Escombros no Quarto 23
A passividade do edredom e das cortinas brancas irritava Maíra profundamente. Aquele cenário limpo e pacífico em nada combinava com a situação que a trouxera até ali.
A vida em São Paulo parecia cada vez mais aquela que sonhara um dia, ainda adolescente, escrevendo em seu diário sobre o futuro glamouroso que desejava alcançar. Maíra agenciava modelos em uma pequena empresa e organizava editoriais para revistas de todo o país.

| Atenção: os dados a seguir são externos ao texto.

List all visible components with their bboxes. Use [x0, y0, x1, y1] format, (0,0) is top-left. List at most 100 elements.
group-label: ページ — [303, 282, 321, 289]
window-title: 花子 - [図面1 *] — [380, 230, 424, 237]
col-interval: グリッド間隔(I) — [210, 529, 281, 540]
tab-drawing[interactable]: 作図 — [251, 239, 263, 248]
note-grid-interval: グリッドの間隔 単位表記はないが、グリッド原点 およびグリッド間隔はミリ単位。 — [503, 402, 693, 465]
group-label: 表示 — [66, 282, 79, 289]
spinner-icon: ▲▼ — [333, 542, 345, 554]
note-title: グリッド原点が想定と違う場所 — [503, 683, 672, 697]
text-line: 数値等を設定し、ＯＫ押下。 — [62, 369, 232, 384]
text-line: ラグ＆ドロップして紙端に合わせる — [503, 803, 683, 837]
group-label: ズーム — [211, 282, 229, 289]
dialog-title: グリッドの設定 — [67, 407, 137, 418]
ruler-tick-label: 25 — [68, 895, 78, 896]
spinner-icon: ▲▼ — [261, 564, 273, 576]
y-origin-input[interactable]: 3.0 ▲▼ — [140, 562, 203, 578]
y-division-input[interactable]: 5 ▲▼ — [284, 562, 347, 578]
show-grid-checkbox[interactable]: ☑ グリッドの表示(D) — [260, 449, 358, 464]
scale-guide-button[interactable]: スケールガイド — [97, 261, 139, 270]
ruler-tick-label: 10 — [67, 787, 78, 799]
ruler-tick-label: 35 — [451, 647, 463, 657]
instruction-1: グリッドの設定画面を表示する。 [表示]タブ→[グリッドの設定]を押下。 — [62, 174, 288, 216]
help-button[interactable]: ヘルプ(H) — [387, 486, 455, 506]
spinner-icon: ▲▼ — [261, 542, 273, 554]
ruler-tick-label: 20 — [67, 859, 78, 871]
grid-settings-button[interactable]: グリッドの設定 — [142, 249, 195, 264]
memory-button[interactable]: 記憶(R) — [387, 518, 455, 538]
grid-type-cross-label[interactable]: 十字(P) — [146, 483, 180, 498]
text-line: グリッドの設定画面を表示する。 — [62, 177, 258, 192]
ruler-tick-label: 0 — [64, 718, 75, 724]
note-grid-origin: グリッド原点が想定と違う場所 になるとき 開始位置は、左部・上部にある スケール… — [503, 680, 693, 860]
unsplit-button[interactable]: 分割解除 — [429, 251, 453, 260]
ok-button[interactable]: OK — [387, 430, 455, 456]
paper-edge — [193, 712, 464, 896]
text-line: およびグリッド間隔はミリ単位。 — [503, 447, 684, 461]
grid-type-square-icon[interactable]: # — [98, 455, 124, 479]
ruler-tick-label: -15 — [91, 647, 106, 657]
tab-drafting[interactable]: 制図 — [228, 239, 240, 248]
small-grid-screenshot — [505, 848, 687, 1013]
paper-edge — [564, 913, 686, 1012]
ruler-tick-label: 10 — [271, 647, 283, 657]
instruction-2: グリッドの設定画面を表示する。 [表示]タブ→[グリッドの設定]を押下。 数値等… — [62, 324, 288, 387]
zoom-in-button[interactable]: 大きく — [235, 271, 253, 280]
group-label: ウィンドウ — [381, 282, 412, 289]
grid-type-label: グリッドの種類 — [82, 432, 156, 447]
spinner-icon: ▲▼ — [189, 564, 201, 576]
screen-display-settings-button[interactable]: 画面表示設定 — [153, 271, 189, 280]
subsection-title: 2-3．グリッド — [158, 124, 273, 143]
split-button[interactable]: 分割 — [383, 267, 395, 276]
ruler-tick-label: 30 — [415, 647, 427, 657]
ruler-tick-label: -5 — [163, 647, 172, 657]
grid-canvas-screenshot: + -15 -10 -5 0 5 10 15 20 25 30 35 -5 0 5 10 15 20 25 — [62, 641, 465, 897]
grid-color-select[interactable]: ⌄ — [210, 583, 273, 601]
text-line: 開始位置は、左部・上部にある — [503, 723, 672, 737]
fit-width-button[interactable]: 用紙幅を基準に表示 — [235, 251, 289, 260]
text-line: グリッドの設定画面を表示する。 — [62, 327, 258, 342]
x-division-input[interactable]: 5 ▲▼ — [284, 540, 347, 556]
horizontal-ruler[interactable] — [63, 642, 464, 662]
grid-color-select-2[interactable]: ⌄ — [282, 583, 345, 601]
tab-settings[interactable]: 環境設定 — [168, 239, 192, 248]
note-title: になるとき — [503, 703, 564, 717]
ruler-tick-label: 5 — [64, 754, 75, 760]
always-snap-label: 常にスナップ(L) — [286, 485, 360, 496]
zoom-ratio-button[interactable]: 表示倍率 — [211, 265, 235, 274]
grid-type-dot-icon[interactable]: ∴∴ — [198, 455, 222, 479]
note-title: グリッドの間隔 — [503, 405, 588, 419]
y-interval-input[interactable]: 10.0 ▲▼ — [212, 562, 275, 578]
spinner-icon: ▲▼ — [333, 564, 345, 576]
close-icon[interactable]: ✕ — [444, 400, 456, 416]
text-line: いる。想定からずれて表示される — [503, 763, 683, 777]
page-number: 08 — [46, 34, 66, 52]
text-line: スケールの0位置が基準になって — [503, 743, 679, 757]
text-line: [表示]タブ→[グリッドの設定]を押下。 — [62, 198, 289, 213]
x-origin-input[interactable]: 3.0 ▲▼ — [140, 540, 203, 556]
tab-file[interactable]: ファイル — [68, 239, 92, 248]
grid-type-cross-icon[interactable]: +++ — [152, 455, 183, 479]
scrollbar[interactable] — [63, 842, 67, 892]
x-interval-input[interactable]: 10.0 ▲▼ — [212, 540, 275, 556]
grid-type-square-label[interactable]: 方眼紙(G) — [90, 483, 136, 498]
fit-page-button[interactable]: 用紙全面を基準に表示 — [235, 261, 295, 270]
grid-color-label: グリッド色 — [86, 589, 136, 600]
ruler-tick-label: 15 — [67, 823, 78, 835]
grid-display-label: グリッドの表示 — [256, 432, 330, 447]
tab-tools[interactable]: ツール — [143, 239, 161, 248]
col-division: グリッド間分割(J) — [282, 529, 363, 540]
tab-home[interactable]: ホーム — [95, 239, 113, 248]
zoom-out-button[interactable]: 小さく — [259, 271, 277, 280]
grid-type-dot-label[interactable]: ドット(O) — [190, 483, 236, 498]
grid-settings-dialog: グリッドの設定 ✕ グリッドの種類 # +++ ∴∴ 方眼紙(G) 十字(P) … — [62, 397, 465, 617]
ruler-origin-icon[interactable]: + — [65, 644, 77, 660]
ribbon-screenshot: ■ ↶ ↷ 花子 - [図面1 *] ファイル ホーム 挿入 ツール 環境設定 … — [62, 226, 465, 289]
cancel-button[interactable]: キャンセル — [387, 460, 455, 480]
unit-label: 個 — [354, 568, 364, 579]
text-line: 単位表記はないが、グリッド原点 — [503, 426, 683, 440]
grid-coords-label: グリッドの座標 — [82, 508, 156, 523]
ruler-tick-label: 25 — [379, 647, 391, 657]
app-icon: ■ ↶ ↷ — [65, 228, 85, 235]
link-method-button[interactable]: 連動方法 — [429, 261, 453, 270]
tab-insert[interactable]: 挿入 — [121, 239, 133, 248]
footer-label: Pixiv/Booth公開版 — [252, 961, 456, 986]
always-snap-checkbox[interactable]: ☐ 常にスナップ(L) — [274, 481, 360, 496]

O jovem Cássio, um de seus modelos, conquistava cada vez mais espaço e atenção entre passarelas e photoshoots, o que deixou a agente cada vez mais empolgada com os trabalhos que o rapaz conseguiria…
… até vê-lo beijando Felipe, seu excelentíssimo marido, após um ensaio no estúdio que o fotógrafo construíra na casa em que morava com a agente.
Não havia como permanecer sob o teto do cenário da traição – o absurdo, não conseguir ficar dentro da casa construída com o seu esforço e suor! O jeito foi recorrer a um hotel quatro estrelas próximo ao trabalho (ela acabara de assistir seu casamento desmanchar, ora, merecia esse luxo). E naquela enorme cama, larga e confortável, Maíra deitou-se sozinha pela primeira vez em oito anos.
O vasto espaço em branco do quarto, agora, já fazia a mulher relaxar. Pôde até rir da situação – “ah, minha tão grande sorte!” – e levantar-se da cama para explorar seus aposentos. Avistou um rádio antigo que, por curiosidade, ou impulso, ligou.
“So, so what? I’m still a rock star, I got my rock moves, and I don’t need you…”
No meio dos escombros, Maíra dançou como nunca.